Kubernetes, cluster federation, and resource distribution

Kubernetes has claimed to support 5,000 nodes in a single cluster since an earlier release, and there are no plans to increase the number of nodes supported by a single Kubernetes cluster in the near future. If you need to support more than 5,000 nodes in Kubernetes, Federation is the preferred method of cluster federation.

People frequently ask how far we are going to go in improving Kubernetes scalability. Currently we do not have plans to increase scalability beyond 5000-node clusters (within our SLOs) in the next few releases. If you need clusters larger than 5000 nodes, we recommend to use federation to aggregate multiple Kubernetes clusters.

Readers who are a little familiar with cloud services should know the concept of Available Zone (AZ). When we use the instances provided by AWS, Google Cloud and other services, we need to select the region where the instance is located and the available zone. Region is a geographical concept, for example, AWS has data centers in Beijing and Ningxia, and each data center has 3 availability zones.

aws Available Zone

As AZs offered by cloud service vendors, each AZ may contain tens of thousands, or even hundreds of thousands of nodes, and trying to manage a number of nodes of that size using a single cluster is very difficult, so managing multiple clusters becomes a problem that must be faced at that scale.
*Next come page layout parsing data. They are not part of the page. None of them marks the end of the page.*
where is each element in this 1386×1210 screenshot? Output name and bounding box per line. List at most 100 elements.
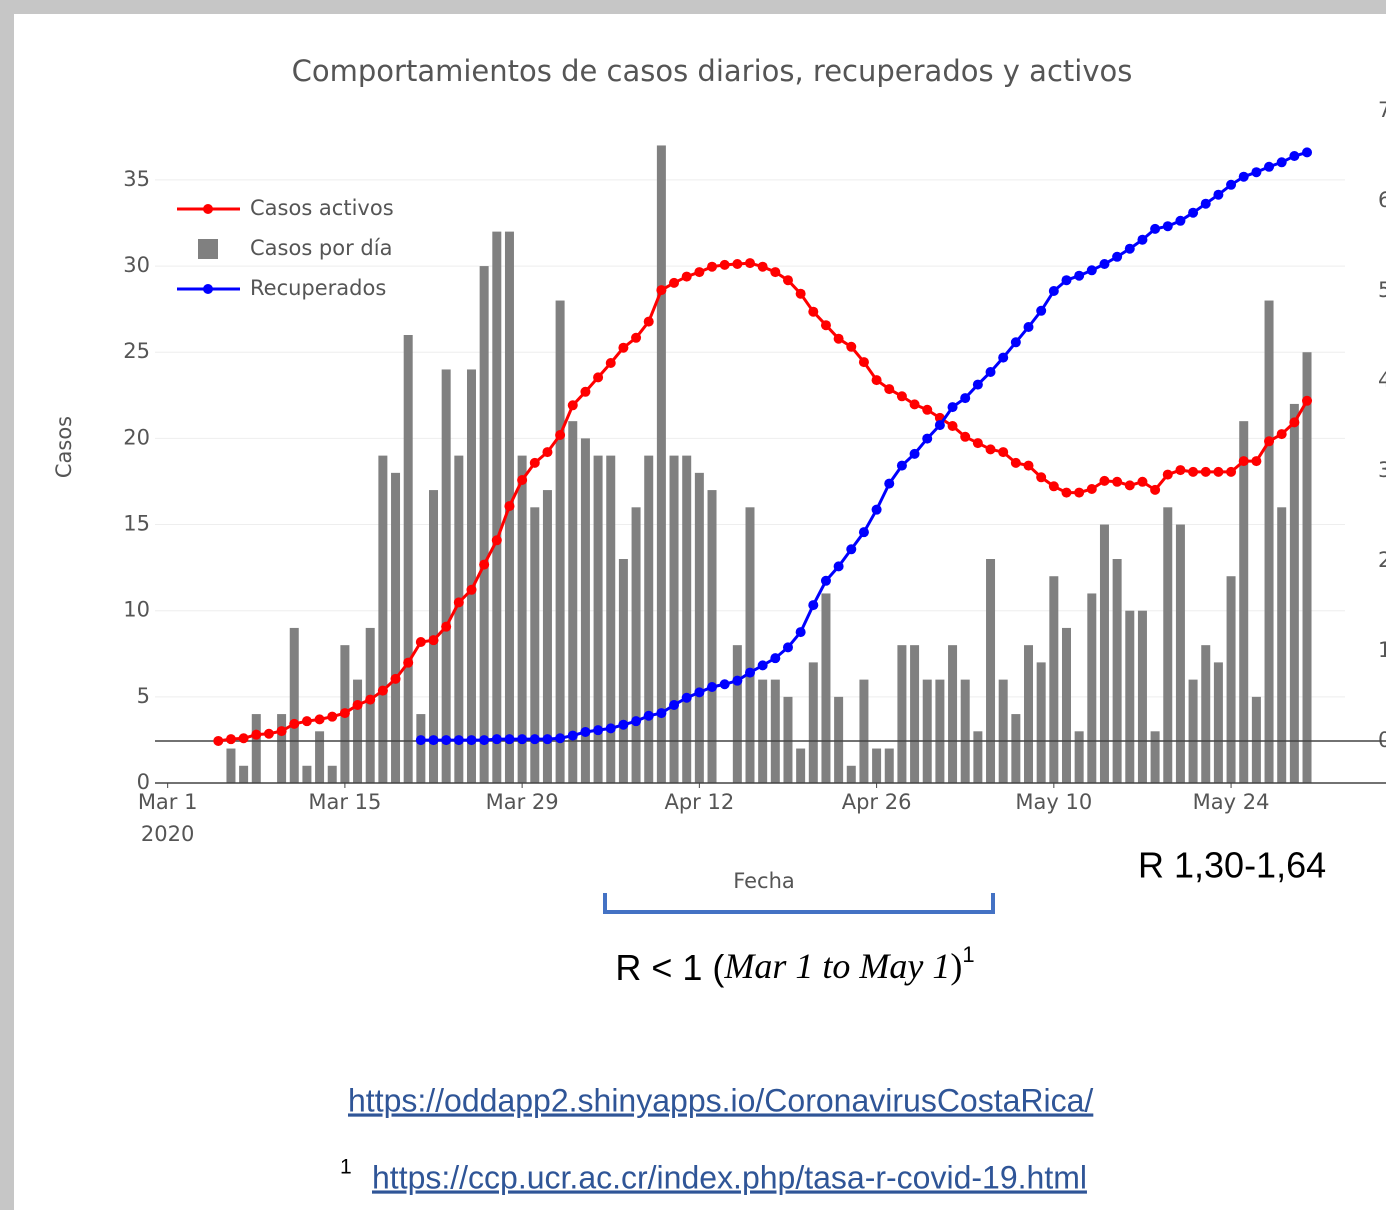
marker (415, 735, 426, 746)
bar (1302, 352, 1312, 783)
bar (872, 748, 882, 783)
marker (1175, 465, 1186, 476)
marker (542, 734, 553, 745)
bar (568, 421, 578, 783)
marker (567, 400, 578, 411)
marker (922, 433, 933, 444)
legend-label: Casos por día (250, 236, 392, 260)
bar (796, 748, 806, 783)
bar (1163, 507, 1173, 783)
bar (353, 679, 363, 783)
y-tick-label: 30 (123, 253, 150, 277)
marker (782, 642, 793, 653)
marker (681, 271, 692, 282)
marker (1251, 456, 1262, 467)
marker (517, 734, 528, 745)
marker (960, 393, 971, 404)
marker (1264, 161, 1275, 172)
marker (643, 316, 654, 327)
bar (1011, 714, 1021, 783)
bracket (603, 893, 995, 914)
bar (783, 696, 793, 783)
marker (1023, 460, 1034, 471)
marker (593, 372, 604, 383)
bar (1099, 524, 1109, 783)
footnote-mark: 1 (340, 1156, 352, 1179)
marker (694, 267, 705, 278)
marker (1150, 223, 1161, 234)
marker (453, 597, 464, 608)
bar (846, 765, 856, 783)
marker (327, 711, 338, 722)
marker (504, 501, 515, 512)
y-tick-label: 35 (123, 167, 150, 191)
marker (441, 621, 452, 632)
marker (1188, 207, 1199, 218)
marker (213, 735, 224, 746)
marker (517, 474, 528, 485)
marker (960, 431, 971, 442)
marker (707, 261, 718, 272)
source-link[interactable]: https://oddapp2.shinyapps.io/Coronavirus… (348, 1082, 1093, 1118)
marker (1112, 251, 1123, 262)
y-tick-label: 15 (123, 512, 150, 536)
bar (1226, 576, 1236, 783)
marker (529, 457, 540, 468)
marker (669, 699, 680, 710)
bar (542, 490, 552, 783)
legend-label: Casos activos (250, 196, 394, 220)
marker (846, 544, 857, 555)
x-tick-label: Apr 12 (664, 790, 734, 814)
marker (1010, 457, 1021, 468)
y2-tick-label: 0 (1378, 728, 1386, 752)
marker (846, 341, 857, 352)
marker (1137, 476, 1148, 487)
marker (985, 444, 996, 455)
marker (972, 438, 983, 449)
bar (315, 731, 325, 783)
bar (1277, 507, 1287, 783)
marker (858, 357, 869, 368)
x-tick-label: Mar 29 (486, 790, 559, 814)
marker (985, 366, 996, 377)
marker (871, 504, 882, 515)
marker (1162, 469, 1173, 480)
y2-tick-label: 700 (1378, 98, 1386, 122)
marker (998, 352, 1009, 363)
bar (745, 507, 755, 783)
bar (441, 369, 451, 783)
marker (1251, 167, 1262, 178)
marker (605, 357, 616, 368)
marker (998, 447, 1009, 458)
bar (1175, 524, 1185, 783)
y-tick-label: 20 (123, 425, 150, 449)
bar (707, 490, 717, 783)
bar (606, 455, 616, 783)
bar (302, 765, 312, 783)
marker (593, 725, 604, 736)
marker (1099, 475, 1110, 486)
bar (1049, 576, 1059, 783)
bar (808, 662, 818, 783)
bar (1251, 696, 1261, 783)
marker (1238, 171, 1249, 182)
formula: R < 1 (Mar 1 to May 1)1 (615, 942, 974, 988)
marker (631, 716, 642, 727)
marker (618, 342, 629, 353)
marker (1112, 476, 1123, 487)
marker (820, 320, 831, 331)
footnote-link[interactable]: https://ccp.ucr.ac.cr/index.php/tasa-r-c… (372, 1159, 1087, 1195)
marker (732, 675, 743, 686)
chart-title: Comportamientos de casos diarios, recupe… (292, 54, 1133, 88)
bar (998, 679, 1008, 783)
marker (263, 728, 274, 739)
bar (1239, 421, 1249, 783)
bar (555, 300, 565, 783)
marker (631, 332, 642, 343)
bar (530, 507, 540, 783)
bar (618, 559, 628, 783)
marker (580, 726, 591, 737)
marker (276, 726, 287, 737)
formula-suffix: ) (950, 946, 962, 986)
bar (986, 559, 996, 783)
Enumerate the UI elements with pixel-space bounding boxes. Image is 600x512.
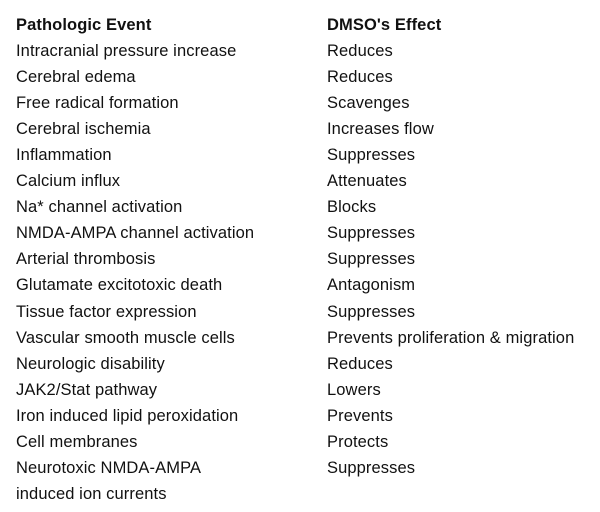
- event-cell: Cell membranes: [16, 433, 138, 452]
- effect-cell: Protects: [327, 433, 389, 452]
- effect-cell: Prevents proliferation & migration: [327, 328, 575, 347]
- table-row: Cerebral ischemia Increases flow: [16, 116, 596, 142]
- table-row: Calcium influx Attenuates: [16, 169, 596, 195]
- event-cell: Na* channel activation: [16, 198, 183, 217]
- table-row: induced ion currents: [16, 482, 596, 508]
- event-cell: Vascular smooth muscle cells: [16, 328, 235, 347]
- table-row: Neurotoxic NMDA-AMPA Suppresses: [16, 456, 596, 482]
- event-cell: NMDA-AMPA channel activation: [16, 224, 255, 243]
- event-cell: Iron induced lipid peroxidation: [16, 406, 239, 425]
- effect-cell: Scavenges: [327, 93, 410, 112]
- effect-cell: Reduces: [327, 354, 393, 373]
- effect-cell: Blocks: [327, 198, 377, 217]
- table-row: Iron induced lipid peroxidation Prevents: [16, 403, 596, 429]
- event-cell: JAK2/Stat pathway: [16, 380, 158, 399]
- header-dmso-effect: DMSO's Effect: [327, 15, 442, 34]
- effect-cell: Attenuates: [327, 172, 407, 191]
- event-cell: Cerebral ischemia: [16, 119, 151, 138]
- event-cell: Intracranial pressure increase: [16, 41, 237, 60]
- table-row: Cell membranes Protects: [16, 430, 596, 456]
- table-header-row: Pathologic Event DMSO's Effect: [16, 12, 596, 38]
- event-cell: Inflammation: [16, 146, 112, 165]
- effect-cell: Suppresses: [327, 302, 416, 321]
- event-cell: induced ion currents: [16, 485, 167, 504]
- table-row: JAK2/Stat pathway Lowers: [16, 377, 596, 403]
- event-cell: Cerebral edema: [16, 67, 136, 86]
- event-cell: Neurotoxic NMDA-AMPA: [16, 459, 202, 478]
- effect-cell: Increases flow: [327, 119, 434, 138]
- event-cell: Free radical formation: [16, 93, 179, 112]
- event-cell: Calcium influx: [16, 172, 121, 191]
- effect-cell: Suppresses: [327, 146, 416, 165]
- event-cell: Arterial thrombosis: [16, 250, 156, 269]
- table-row: Free radical formation Scavenges: [16, 90, 596, 116]
- table-row: Inflammation Suppresses: [16, 142, 596, 168]
- table-row: Intracranial pressure increase Reduces: [16, 38, 596, 64]
- table-row: Cerebral edema Reduces: [16, 64, 596, 90]
- table-row: Tissue factor expression Suppresses: [16, 299, 596, 325]
- table-row: Neurologic disability Reduces: [16, 351, 596, 377]
- event-cell: Glutamate excitotoxic death: [16, 276, 223, 295]
- table-row: Na* channel activation Blocks: [16, 195, 596, 221]
- header-pathologic-event: Pathologic Event: [16, 15, 152, 34]
- effect-cell: Reduces: [327, 67, 393, 86]
- effects-table: Pathologic Event DMSO's Effect Intracran…: [16, 12, 596, 508]
- table-row: Glutamate excitotoxic death Antagonism: [16, 273, 596, 299]
- effect-cell: Prevents: [327, 406, 393, 425]
- table-row: Vascular smooth muscle cells Prevents pr…: [16, 325, 596, 351]
- effect-cell: Reduces: [327, 41, 393, 60]
- table-row: Arterial thrombosis Suppresses: [16, 247, 596, 273]
- effect-cell: Lowers: [327, 380, 381, 399]
- event-cell: Neurologic disability: [16, 354, 165, 373]
- effect-cell: Suppresses: [327, 459, 416, 478]
- table-row: NMDA-AMPA channel activation Suppresses: [16, 221, 596, 247]
- effect-cell: Suppresses: [327, 224, 416, 243]
- effect-cell: Antagonism: [327, 276, 416, 295]
- effect-cell: Suppresses: [327, 250, 416, 269]
- event-cell: Tissue factor expression: [16, 302, 197, 321]
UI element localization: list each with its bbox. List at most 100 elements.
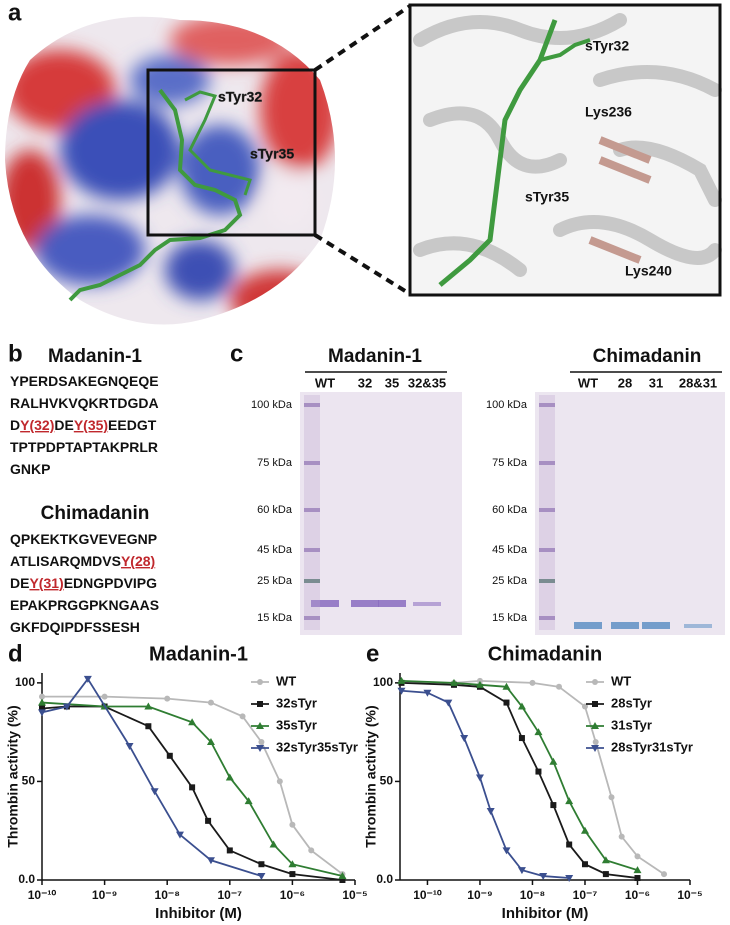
data-point — [244, 797, 253, 805]
residue-label: sTyr35 — [525, 189, 569, 205]
x-axis-label: Inhibitor (M) — [155, 905, 242, 922]
ladder-band — [539, 508, 555, 512]
legend-label: 35sTyr — [276, 717, 317, 732]
ladder-band — [539, 616, 555, 620]
data-point — [338, 872, 347, 880]
legend-label: 31sTyr — [611, 717, 652, 732]
x-tick-label: 10⁻⁸ — [155, 888, 180, 902]
data-point — [444, 699, 453, 707]
y-tick-label: 50 — [22, 774, 36, 788]
lane-label: WT — [315, 375, 335, 390]
data-point — [475, 774, 484, 782]
data-point — [83, 675, 92, 683]
legend-label: 32sTyr — [276, 695, 317, 710]
data-point — [239, 713, 246, 720]
data-point — [207, 699, 214, 706]
x-tick-label: 10⁻¹⁰ — [28, 888, 57, 902]
fit-line — [41, 677, 262, 877]
panel-letter: d — [8, 640, 23, 667]
data-point — [449, 678, 458, 686]
marker-label: 45 kDa — [257, 544, 293, 556]
data-point — [555, 683, 562, 690]
ladder-band — [304, 508, 320, 512]
marker-label: 15 kDa — [257, 612, 293, 624]
data-point — [397, 676, 406, 684]
data-point — [581, 703, 588, 710]
data-point — [166, 752, 173, 759]
ladder-band — [539, 461, 555, 465]
data-point — [503, 699, 510, 706]
y-tick-label: 0.0 — [18, 872, 35, 886]
sequence-segment: ATLISARQMDVS — [10, 553, 121, 569]
sequence-segment: YPERDSAKEGNQEQE — [10, 373, 159, 389]
x-tick-label: 10⁻⁸ — [520, 888, 545, 902]
data-point — [502, 847, 511, 855]
lane-label: 28&31 — [679, 375, 717, 390]
data-point — [150, 788, 159, 796]
data-point — [592, 739, 599, 745]
x-tick-label: 10⁻⁵ — [342, 888, 367, 902]
marker-label: 75 kDa — [257, 457, 293, 469]
data-point — [423, 689, 432, 697]
data-point — [38, 698, 46, 706]
data-point — [101, 693, 108, 700]
x-tick-label: 10⁻⁶ — [280, 888, 305, 902]
residue-label: Lys240 — [625, 263, 672, 279]
data-point — [258, 861, 265, 868]
data-point — [189, 784, 196, 791]
chart-title: Madanin-1 — [149, 643, 248, 665]
fit-line — [41, 701, 343, 877]
data-point — [257, 873, 266, 881]
site-highlight: Y(31) — [29, 575, 63, 591]
panel-letter: e — [366, 640, 379, 667]
legend-marker — [256, 722, 264, 729]
data-point — [517, 867, 526, 875]
data-point — [258, 739, 265, 745]
data-point — [164, 695, 171, 702]
sequence-line: TPTPDPTAPTAKPRLR — [10, 439, 158, 455]
residue-label: Lys236 — [585, 104, 632, 120]
data-point — [539, 873, 548, 881]
legend-marker — [591, 745, 599, 752]
data-point — [62, 703, 71, 711]
data-point — [460, 735, 469, 743]
legend-marker — [257, 701, 263, 707]
marker-label: 75 kDa — [492, 457, 528, 469]
legend-marker — [256, 745, 264, 752]
panel-letter: a — [8, 0, 22, 26]
data-point — [518, 735, 525, 742]
marker-label: 100 kDa — [251, 399, 293, 411]
fit-line — [42, 695, 343, 875]
sequence-segment: DE — [54, 417, 73, 433]
protein-band — [413, 602, 441, 606]
sequence-line: RALHVKVQKRTDGDA — [10, 395, 159, 411]
marker-label: 15 kDa — [492, 612, 528, 624]
sequence-line: EPAKPRGGPKNGAAS — [10, 597, 159, 613]
data-point — [308, 847, 315, 854]
legend-marker — [592, 701, 598, 707]
data-point — [566, 841, 573, 848]
ladder-band — [304, 579, 320, 583]
data-point — [608, 794, 615, 801]
protein-band — [311, 600, 339, 607]
sequence-segment: D — [10, 417, 20, 433]
data-point — [529, 679, 536, 686]
ladder-band — [304, 616, 320, 620]
legend-label: WT — [276, 673, 296, 688]
residue-label: sTyr35 — [250, 146, 294, 162]
data-point — [580, 826, 589, 834]
ladder-band — [304, 548, 320, 552]
data-point — [565, 875, 574, 883]
residue-label: sTyr32 — [218, 89, 262, 105]
protein-band — [642, 622, 670, 629]
y-tick-label: 100 — [373, 675, 393, 689]
marker-label: 60 kDa — [492, 504, 528, 516]
ladder-band — [304, 461, 320, 465]
protein-band — [611, 622, 639, 629]
data-point — [269, 840, 278, 848]
sequence-segment: QPKEKTKGVEVEGNP — [10, 531, 157, 547]
data-point — [289, 871, 296, 878]
lane-label: 32 — [358, 375, 372, 390]
sequence-segment: GNKP — [10, 461, 50, 477]
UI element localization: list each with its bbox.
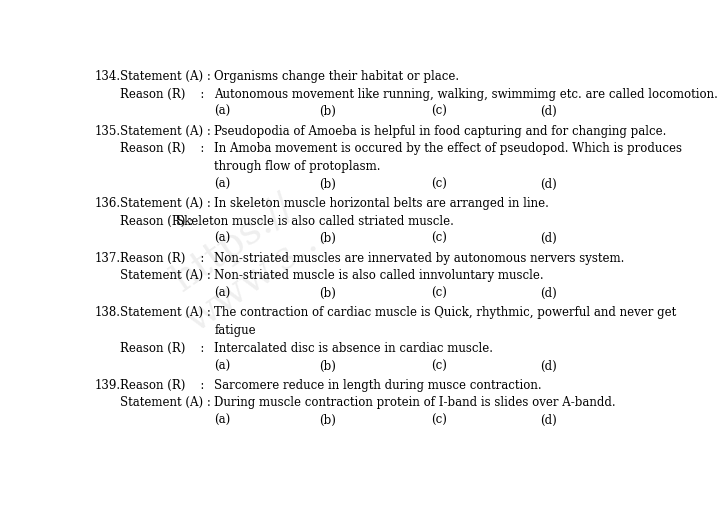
Text: During muscle contraction protein of I-band is slides over A-bandd.: During muscle contraction protein of I-b… xyxy=(214,395,616,409)
Text: (b): (b) xyxy=(319,105,336,118)
Text: Statement (A) :: Statement (A) : xyxy=(120,196,211,210)
Text: 135.: 135. xyxy=(94,124,121,137)
Text: Intercalated disc is absence in cardiac muscle.: Intercalated disc is absence in cardiac … xyxy=(214,341,493,354)
Text: (b): (b) xyxy=(319,413,336,426)
Text: (d): (d) xyxy=(540,359,557,372)
Text: (c): (c) xyxy=(431,232,447,245)
Text: Reason (R) :: Reason (R) : xyxy=(120,214,193,227)
Text: (d): (d) xyxy=(540,232,557,245)
Text: (c): (c) xyxy=(431,177,447,190)
Text: 134.: 134. xyxy=(94,70,121,83)
Text: (c): (c) xyxy=(431,286,447,299)
Text: 137.: 137. xyxy=(94,251,121,264)
Text: (c): (c) xyxy=(431,413,447,426)
Text: (d): (d) xyxy=(540,286,557,299)
Text: In Amoba movement is occured by the effect of pseudopod. Which is produces: In Amoba movement is occured by the effe… xyxy=(214,142,682,155)
Text: (a): (a) xyxy=(214,105,230,118)
Text: (a): (a) xyxy=(214,286,230,299)
Text: (d): (d) xyxy=(540,413,557,426)
Text: https://
www.s...: https:// www.s... xyxy=(155,181,335,340)
Text: The contraction of cardiac muscle is Quick, rhythmic, powerful and never get: The contraction of cardiac muscle is Qui… xyxy=(214,306,677,319)
Text: Statement (A) :: Statement (A) : xyxy=(120,395,211,409)
Text: Reason (R)    :: Reason (R) : xyxy=(120,251,204,264)
Text: (b): (b) xyxy=(319,286,336,299)
Text: Statement (A) :: Statement (A) : xyxy=(120,306,211,319)
Text: Statement (A) :: Statement (A) : xyxy=(120,124,211,137)
Text: (a): (a) xyxy=(214,359,230,372)
Text: through flow of protoplasm.: through flow of protoplasm. xyxy=(214,160,380,173)
Text: 139.: 139. xyxy=(94,378,121,391)
Text: (b): (b) xyxy=(319,177,336,190)
Text: Reason (R)    :: Reason (R) : xyxy=(120,378,204,391)
Text: (a): (a) xyxy=(214,177,230,190)
Text: (d): (d) xyxy=(540,177,557,190)
Text: (a): (a) xyxy=(214,232,230,245)
Text: Reason (R)    :: Reason (R) : xyxy=(120,87,204,100)
Text: Organisms change their habitat or place.: Organisms change their habitat or place. xyxy=(214,70,459,83)
Text: (b): (b) xyxy=(319,359,336,372)
Text: 136.: 136. xyxy=(94,196,121,210)
Text: (b): (b) xyxy=(319,232,336,245)
Text: Autonomous movement like running, walking, swimmimg etc. are called locomotion.: Autonomous movement like running, walkin… xyxy=(214,87,718,100)
Text: (a): (a) xyxy=(214,413,230,426)
Text: Non-striated muscles are innervated by autonomous nervers system.: Non-striated muscles are innervated by a… xyxy=(214,251,625,264)
Text: Reason (R)    :: Reason (R) : xyxy=(120,142,204,155)
Text: Sarcomere reduce in length during musce contraction.: Sarcomere reduce in length during musce … xyxy=(214,378,542,391)
Text: Statement (A) :: Statement (A) : xyxy=(120,269,211,282)
Text: In skeleton muscle horizontal belts are arranged in line.: In skeleton muscle horizontal belts are … xyxy=(214,196,549,210)
Text: (d): (d) xyxy=(540,105,557,118)
Text: fatigue: fatigue xyxy=(214,323,256,336)
Text: (c): (c) xyxy=(431,105,447,118)
Text: Reason (R)    :: Reason (R) : xyxy=(120,341,204,354)
Text: Non-striated muscle is also called innvoluntary muscle.: Non-striated muscle is also called innvo… xyxy=(214,269,544,282)
Text: Skeleton muscle is also called striated muscle.: Skeleton muscle is also called striated … xyxy=(175,214,453,227)
Text: (c): (c) xyxy=(431,359,447,372)
Text: Statement (A) :: Statement (A) : xyxy=(120,70,211,83)
Text: Pseudopodia of Amoeba is helpful in food capturing and for changing palce.: Pseudopodia of Amoeba is helpful in food… xyxy=(214,124,666,137)
Text: 138.: 138. xyxy=(94,306,120,319)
Cluster federation sounds like a very high-end technology, but in reality we can understand it as a more flexible and easy-to-use multi-cluster. When we just refer to multiple clusters, they are more like independent islands without much connection to each other, but federated clusters ‘package’ these independent clusters into a whole, and the upper level users don’t need to care about the cluster level.

Cluster federation

The new control panel introduced by Federated Cluster requires two more important functions: cross-cluster service discovery and cross-cluster scheduling. Among them, cross-cluster service discovery opens up the network of multiple clusters and allows requests to cross the boundaries of different clusters, while cross-cluster scheduling ensures the stability as well as availability of the service.

In this article, we will take two cluster federation projects, kubefed and karmada, as examples to introduce cluster federation The comparison of multiple projects will also give us a clear idea of the impact of different design choices.

kubefed

kubefed is a very old Kubernetes cluster federation project, which is currently hanging under the official repository, developed by the official multi-cluster interest group, and has been around for almost four years now. The Kubernetes cluster federation is a very old topic in terms of the age of the project, but there is no more perfect solution today.

official

All cluster federation scenarios require us to synchronize resources from the management cluster to the federation cluster. Propagation is a term introduced by the project that will distribute resources from the host cluster to all federated clusters.This mechanism will require the introduction of the following three concepts: Templates, Placement and Overrides.

Kubefed Concept

The Template defines some basic information of the resource, for example, Deployment, which may include the deployed container image, environment variables and the number of instances, etc.; Placement determines which clusters the resource needs to be deployed in, as shown above, the resource will be deployed in Cluster1 and Cluster2 clusters; the last Override overrides the resources in the original Template to meet some specific requirements of the current cluster, such as the number of instances, the secret key used for pulling mirrors, and other cluster-related properties.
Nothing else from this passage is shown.